The Fair Housing Institute concluded its report with “Although HUD has attempted to provide nationwide uniformity in the treatment of testing evidence, how individual FHEO offices, to say nothing of individual investigators or state and local enforcement agencies, will implement this guidance remains to be seen.” I believe they are giving the Fair Housing persecutors the benefit of the doubt. Do they deserve it?
Witness the following letter that appeared in the Corvallis, Oregon, Gazette- Times, April 13, 2011:
The Fair Housing Council of Oregon finds discrimination in rental housing in Corvallis, according to a front-page article April 9. Considering how the Fair Housing Council is funded, this should not be surprising. The FHCO is a non- profit, nongovernmental, private organization partially funded by fines levied after a minimal investigation of the circumstances, scanty knowledge of the area and not even having the proper address.

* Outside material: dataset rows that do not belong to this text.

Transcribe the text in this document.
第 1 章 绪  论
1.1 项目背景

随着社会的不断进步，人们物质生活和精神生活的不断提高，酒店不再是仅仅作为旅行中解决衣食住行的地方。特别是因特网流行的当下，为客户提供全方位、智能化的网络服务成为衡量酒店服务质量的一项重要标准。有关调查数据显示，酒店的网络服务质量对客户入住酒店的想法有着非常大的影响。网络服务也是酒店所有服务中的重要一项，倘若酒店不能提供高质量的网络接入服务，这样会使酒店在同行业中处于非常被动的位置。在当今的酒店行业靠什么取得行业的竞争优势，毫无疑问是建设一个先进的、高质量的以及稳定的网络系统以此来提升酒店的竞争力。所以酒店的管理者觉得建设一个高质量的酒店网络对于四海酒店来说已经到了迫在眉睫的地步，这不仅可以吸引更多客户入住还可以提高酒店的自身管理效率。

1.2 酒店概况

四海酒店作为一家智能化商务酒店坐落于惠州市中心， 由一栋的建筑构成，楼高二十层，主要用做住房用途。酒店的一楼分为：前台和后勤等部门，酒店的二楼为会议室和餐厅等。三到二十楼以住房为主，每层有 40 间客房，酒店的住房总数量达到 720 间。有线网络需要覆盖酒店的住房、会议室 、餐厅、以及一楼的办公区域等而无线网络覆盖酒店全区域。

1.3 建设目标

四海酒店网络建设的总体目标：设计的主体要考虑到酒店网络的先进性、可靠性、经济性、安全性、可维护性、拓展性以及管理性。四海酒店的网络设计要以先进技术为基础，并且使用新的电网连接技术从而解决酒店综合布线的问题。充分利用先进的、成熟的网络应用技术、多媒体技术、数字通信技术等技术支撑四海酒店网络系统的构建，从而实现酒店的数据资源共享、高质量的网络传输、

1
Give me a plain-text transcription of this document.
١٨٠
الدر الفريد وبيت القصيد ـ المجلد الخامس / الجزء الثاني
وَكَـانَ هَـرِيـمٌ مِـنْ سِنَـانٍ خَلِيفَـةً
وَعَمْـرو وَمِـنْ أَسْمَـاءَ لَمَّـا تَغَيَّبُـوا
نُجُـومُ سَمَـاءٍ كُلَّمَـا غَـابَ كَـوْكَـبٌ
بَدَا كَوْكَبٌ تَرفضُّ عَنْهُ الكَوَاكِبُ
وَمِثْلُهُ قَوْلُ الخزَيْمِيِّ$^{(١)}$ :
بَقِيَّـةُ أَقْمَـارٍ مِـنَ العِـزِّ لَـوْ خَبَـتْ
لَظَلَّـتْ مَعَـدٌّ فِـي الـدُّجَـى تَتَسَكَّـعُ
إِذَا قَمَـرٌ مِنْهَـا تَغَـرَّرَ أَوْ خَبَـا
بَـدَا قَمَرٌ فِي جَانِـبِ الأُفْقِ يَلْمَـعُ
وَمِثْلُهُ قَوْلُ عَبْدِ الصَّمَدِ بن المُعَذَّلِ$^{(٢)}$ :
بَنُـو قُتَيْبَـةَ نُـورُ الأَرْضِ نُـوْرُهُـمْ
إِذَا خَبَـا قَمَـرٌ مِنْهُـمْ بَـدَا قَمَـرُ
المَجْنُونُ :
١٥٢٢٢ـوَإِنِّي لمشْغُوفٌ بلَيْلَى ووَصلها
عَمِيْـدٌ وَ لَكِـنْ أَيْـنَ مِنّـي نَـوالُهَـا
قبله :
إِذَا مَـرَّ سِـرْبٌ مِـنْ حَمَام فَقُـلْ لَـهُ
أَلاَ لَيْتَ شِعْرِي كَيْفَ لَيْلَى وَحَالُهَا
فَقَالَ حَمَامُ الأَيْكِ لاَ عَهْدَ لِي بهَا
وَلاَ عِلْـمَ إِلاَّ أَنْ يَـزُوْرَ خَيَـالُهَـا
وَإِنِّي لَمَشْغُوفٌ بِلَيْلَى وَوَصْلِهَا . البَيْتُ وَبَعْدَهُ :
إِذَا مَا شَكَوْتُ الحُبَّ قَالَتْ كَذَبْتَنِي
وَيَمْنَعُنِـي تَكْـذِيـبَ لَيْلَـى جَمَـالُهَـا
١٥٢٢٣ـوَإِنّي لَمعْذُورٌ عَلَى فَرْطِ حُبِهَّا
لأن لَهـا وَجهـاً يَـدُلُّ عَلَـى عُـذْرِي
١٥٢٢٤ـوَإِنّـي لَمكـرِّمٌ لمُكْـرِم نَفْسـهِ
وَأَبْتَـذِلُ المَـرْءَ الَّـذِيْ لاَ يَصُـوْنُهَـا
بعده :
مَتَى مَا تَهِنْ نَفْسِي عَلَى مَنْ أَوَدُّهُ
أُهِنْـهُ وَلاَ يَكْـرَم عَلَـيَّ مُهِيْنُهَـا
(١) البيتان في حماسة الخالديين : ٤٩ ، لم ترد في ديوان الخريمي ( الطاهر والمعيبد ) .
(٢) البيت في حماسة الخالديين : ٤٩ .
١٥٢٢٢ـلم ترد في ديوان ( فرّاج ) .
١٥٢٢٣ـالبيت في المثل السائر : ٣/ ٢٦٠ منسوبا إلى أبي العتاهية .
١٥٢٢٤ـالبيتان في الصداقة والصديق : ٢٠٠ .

The testers call and attempt to elicit the answers they want. An example: “I am a single mom with three children under 5, and want to rent the apartment advertised.” Answer “The apartment is on the third floor; there is no play area and the complex is on a busy street. We have another apartment across town with a play area on a dead-end street, which might be better for you.” Tester, “Are you refusing to rent to families?” Answer: “Not at all, you are welcome to inspect the premises and make up your own mind.”
She hangs up, and several days later you get a letter from FHCO accusing you of housing discrimination and “steering” (suggesting another property) and in- forming you that after intensive investigation, your fine is well into five figures and an address given to which the check may be sent. Fair housing is a noble ideal, but if FHCO is levying fines in five figures, perhaps it’s not too much to expect a face-to-face meeting to determine the facts of the case rather than relying on the tester paid $25 per call.
After a recent round of testing in the Portland, Oregon, area, the Fair Housing Council found that 64 percent of landlords discriminated against African American and Hispanic testers. When a local newspaper asked to see the detailed reports, a city commissioner refused to release the reports because he “believes releasing the records would jeopardize its ability to do future audits by revealing its methods.” That is in spite of the fact that the Fair Housing Council’s contract with the city gives officials (and the public) access to those records.
The Fair Housing Initiatives Program has strict requirements for testers and tester training. Testers “must be objective, careful observers, accurate reporters, and truthful witnesses.” In addition, they must undergo a three-hour training class. That’s right, three hours. Wow! They could get all their training in before lunch.
Now think about this. Who would want to become a Fair Housing tester? People who need the money? They get $25 for each test, so maybe. But might there be another reason? They are supposed to be “objective, careful observers.” I wonder if the Fair Housing testing agencies give some kind of test for objectivity. Is it reasonable to suspect that the people who want to become testers are not the most objective observers? Might they have a goal to catch all those landlords whom they know are guilty as sin of illegal discrimination?
A number of years ago, I attended a Fair Housing Litigation Conference, which was training for lawyers who prosecute Fair Housing violations. One of the first things out of the first presenter’s mouth was to the effect that “we know all landlords want to discriminate. It is our job to catch them.”
Maybe all that changed after HUD updated its rules in 2006.